Based on the findings above, the following recommendations are made:
·         There is an urgent need for developing a consensus regarding the concept of ‘marginalisation and social exclusion’ at the policy and practice levels (across ministries, sectors and agencies), for bringing relevant stakeholders on board and developing an integrated, comprehensive  and customized intervention for the above population groups.
·         For developing evidence-based and targeted interventions for implementing UHC for these groups, the current data gaps need to be urgently addressed. For example, concerted and concentrated advocacy will be needed to include the information of these groups in the coming rounds of survey of the national databases e.g., BDHS, HIES, FSNSP, BBS SRS, MICS, BD UHS etc. (based on ethnicity, caste, sexual orientation, sex work, spatial location, disability etc. as discussed in the report). Besides, the current surveillance systems in public and non-state sectors also need to be updated along this line.
·         As these populations are sometimes concentrated in specific pockets of the country, these should be included as special statistical entities so that data depths are not lost. We need to go beyond currently used geographical levels of data collection e.g., the PSUs in the BBS surveys.

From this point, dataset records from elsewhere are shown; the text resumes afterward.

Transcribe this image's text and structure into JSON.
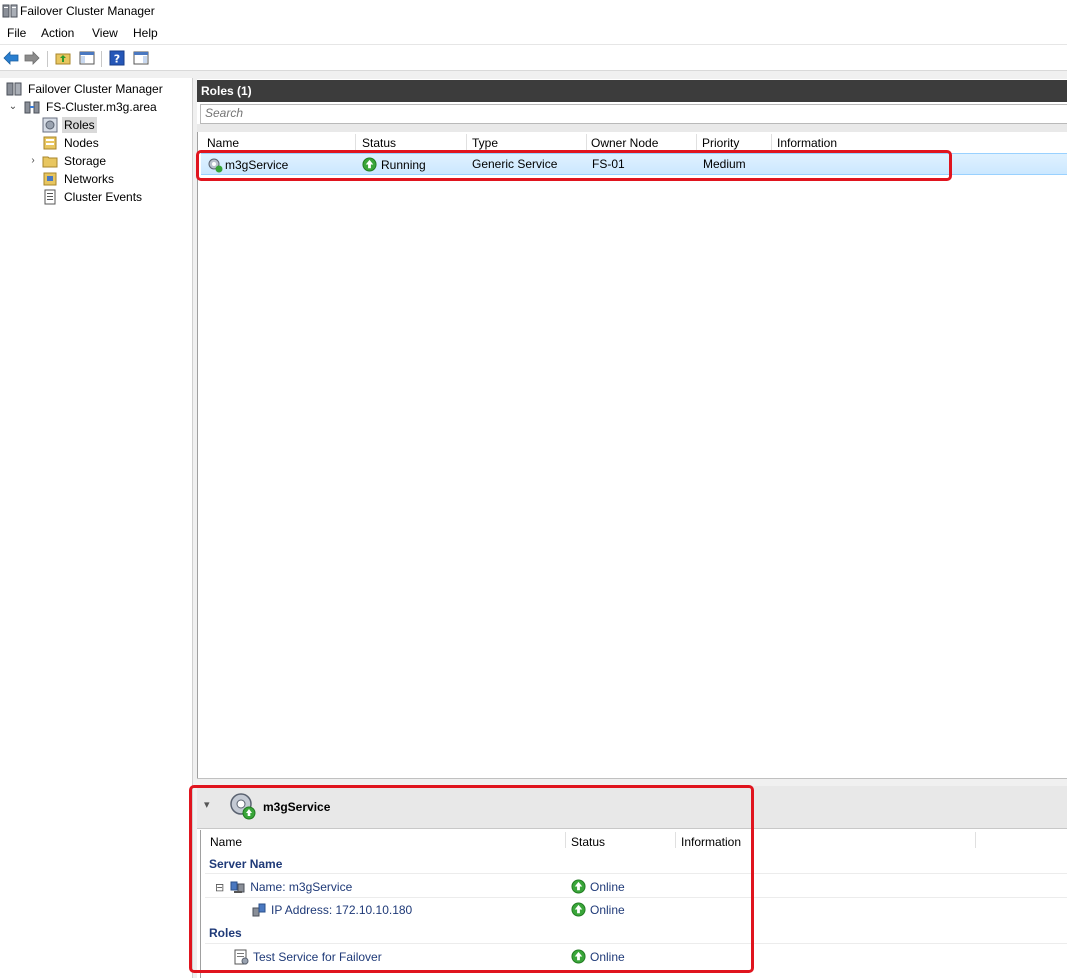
{
  "window": {
    "title": "Failover Cluster Manager"
  },
  "menu": [
    "File",
    "Action",
    "View",
    "Help"
  ],
  "toolbar": {
    "icons": [
      "back-arrow-icon",
      "forward-arrow-icon",
      "up-folder-icon",
      "show-hide-tree-icon",
      "help-icon",
      "action-pane-icon"
    ]
  },
  "tree": {
    "root": "Failover Cluster Manager",
    "cluster": "FS-Cluster.m3g.area",
    "items": [
      {
        "label": "Roles",
        "selected": true
      },
      {
        "label": "Nodes"
      },
      {
        "label": "Storage",
        "expandable": true
      },
      {
        "label": "Networks"
      },
      {
        "label": "Cluster Events"
      }
    ]
  },
  "roles": {
    "title": "Roles (1)",
    "search_placeholder": "Search",
    "columns": [
      "Name",
      "Status",
      "Type",
      "Owner Node",
      "Priority",
      "Information"
    ],
    "rows": [
      {
        "name": "m3gService",
        "status": "Running",
        "type": "Generic Service",
        "owner": "FS-01",
        "priority": "Medium",
        "information": ""
      }
    ]
  },
  "details": {
    "title": "m3gService",
    "columns": [
      "Name",
      "Status",
      "Information"
    ],
    "groups": [
      {
        "label": "Server Name",
        "items": [
          {
            "label": "Name: m3gService",
            "status": "Online",
            "collapse": "⊟"
          },
          {
            "label": "IP Address: 172.10.10.180",
            "status": "Online"
          }
        ]
      },
      {
        "label": "Roles",
        "items": [
          {
            "label": "Test Service for Failover",
            "status": "Online"
          }
        ]
      }
    ]
  },
  "colors": {
    "highlight": "#e0141e",
    "selection": "#cce8ff",
    "header_dark": "#3c3c3c",
    "group_text": "#1f3a78"
  }
}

·         In the short term, a nationwide sample survey on the marginalized and socially-excluded groups, using cluster sampling method, can be done to feed the policy makers and the programme developers. This will help immediate actions to accelerate their journey towards UHC by 2030, along with the mainstream population.

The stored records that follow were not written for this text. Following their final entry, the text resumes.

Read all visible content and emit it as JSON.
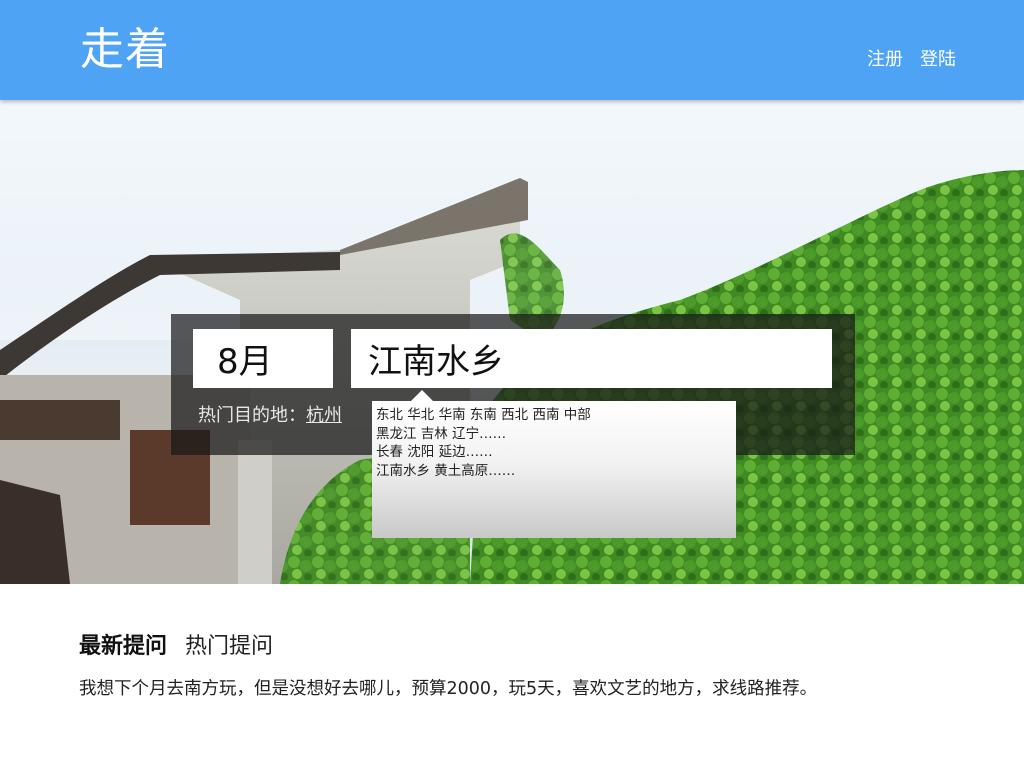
{
  "header": {
    "logo": "走着",
    "nav": {
      "register": "注册",
      "login": "登陆"
    }
  },
  "colors": {
    "header_bg": "#4ea3f5",
    "panel_bg": "rgba(25,25,25,0.72)"
  },
  "search": {
    "month_value": "8月",
    "destination_value": "江南水乡",
    "hot_label": "热门目的地：",
    "hot_link": "杭州",
    "dropdown": {
      "lines": [
        "东北 华北 华南 东南 西北 西南 中部",
        "黑龙江 吉林 辽宁……",
        "长春 沈阳 延边……",
        "江南水乡 黄土高原……"
      ]
    }
  },
  "questions": {
    "tabs": [
      "最新提问",
      "热门提问"
    ],
    "items": [
      "我想下个月去南方玩，但是没想好去哪儿，预算2000，玩5天，喜欢文艺的地方，求线路推荐。"
    ]
  }
}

·         These customized and specific interventions should be culture and context sensitive to succeed. Implementation research may be needed to understand their perspectives about illnesses and diseases (Emic and etic perspectives), needs and priorities regarding their health care needs and expectations.
·         A supra ministerial coordination mechanism including the NGO and other non-actor sectors (backed by PM’s office and other centres of power in the current political context) will be needed to see that the policies and programmes are translated into real-life actions, and not drowned under bureaucratic ‘in-action,’ keeping in mind UHC 2030 commitment of the government and ‘leaving no one behind.’
Source: Excerpts from a study “Current scenario of the marginalized population in Bangladesh: identifying data gaps for action towards Universal Health Coverage by 2030”

7 comments:

কুয়াম্র said...

Thank you for in-depth analysis and your concern for healthcare service for marginalized population in Bangladesh. Fact of the matter is that we could not even ensure health equity for dominant groups let alone a marginalized group. But policymakers should take this in account while designing UHC in Bangladesh, that's why your piece is so important.
I wonder why there is no significant progress toward UHC initiative in so many years when this can easily be done with 2/3 partnership with very affordable fee even with our existing and flawed healthcare service. THanks.